BfG Bank befreit Internet-Kunden von Beweislast

Nach deutschem Recht befindet sich der Kunde in der Beweispf

Nach deutschem Recht befindet sich der Kunde in der Beweispflicht, wenn er den Verdacht hegt, seine Bank habe einen Transaktionsauftrag nicht korrekt ausgeführt. Auch Manipulationen des Auftrags muss der Kunde selbst nachweisen. Die BfG-Bank dreht den Spieß jetzt um - zumindest im Internet: Bei allen Transaktionen, die via Internet abgewickelt werden, nimmt sich die Bank selbst in die Beweispflicht: Ist ein Bankkunde der Auffassung, die Bank habe eine Online-Transaktion fehlerhaft durchgeführt, muss die Bank ihrerseits nachweisen, dass die Buchung dem Kundenauftrag entspricht.
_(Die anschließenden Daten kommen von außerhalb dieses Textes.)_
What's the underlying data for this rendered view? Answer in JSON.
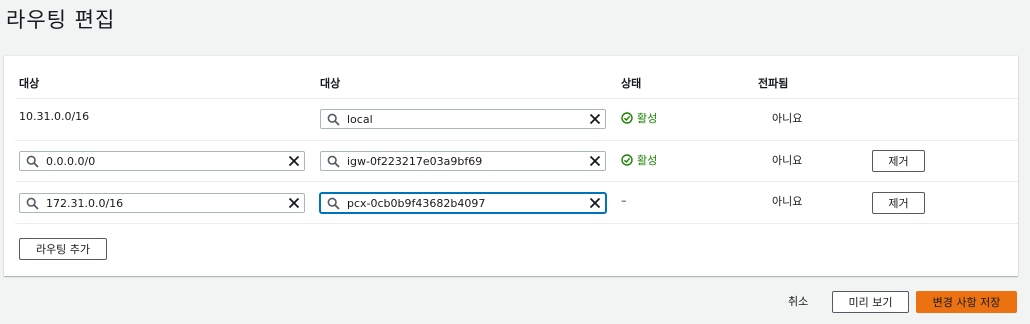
{
  "page": {
    "title": "라우팅 편집"
  },
  "table": {
    "headers": {
      "destination": "대상",
      "target": "대상",
      "status": "상태",
      "propagated": "전파됨"
    },
    "rows": [
      {
        "destination": "10.31.0.0/16",
        "target": "local",
        "status": "활성",
        "propagated": "아니요",
        "remove": ""
      },
      {
        "destination": "0.0.0.0/0",
        "target": "igw-0f223217e03a9bf69",
        "status": "활성",
        "propagated": "아니요",
        "remove": "제거"
      },
      {
        "destination": "172.31.0.0/16",
        "target": "pcx-0cb0b9f43682b4097",
        "status": "–",
        "propagated": "아니요",
        "remove": "제거"
      }
    ]
  },
  "actions": {
    "add_route": "라우팅 추가",
    "cancel": "취소",
    "preview": "미리 보기",
    "save": "변경 사항 저장"
  },
  "colors": {
    "status_active": "#1d8102",
    "primary": "#ec7211",
    "focus": "#0073bb"
  }
}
Mit dieser Maßnahme will die BfG-Bank ihren Kunden signalisieren, dass das Online-Banking durch den Einsatz des Sicherheitsstandards HBCI (siehe Glossar) absolut sicher und manipulationsgeschützt ist. Firmenvertretern zufolge ist die Bank seit über einem Jahr im Internet-Banking aktiv - und bislang sei noch kein Schadensfall eingetreten.

Der HBCI-Standard basiert auf einer dreifachen Sicherung - mittels einer Chipkarte, dem Kennwort für die Karte, das der Kunde selbst benennen kann, und den privaten und öffentlichen Datenschlüsseln, die für die Kommunikation zwischen Kunde und Bank notwendig sind.

Die Umkehr der Beweislast bezieht sich ausschließlich auf das Homebanking und das Wertpapier-Ordering via Internet. Die weiteren Kommunikationswege zwischen Bank und Kunde bleiben davon unberührt (PC-WELT, 07.01.2000, sp).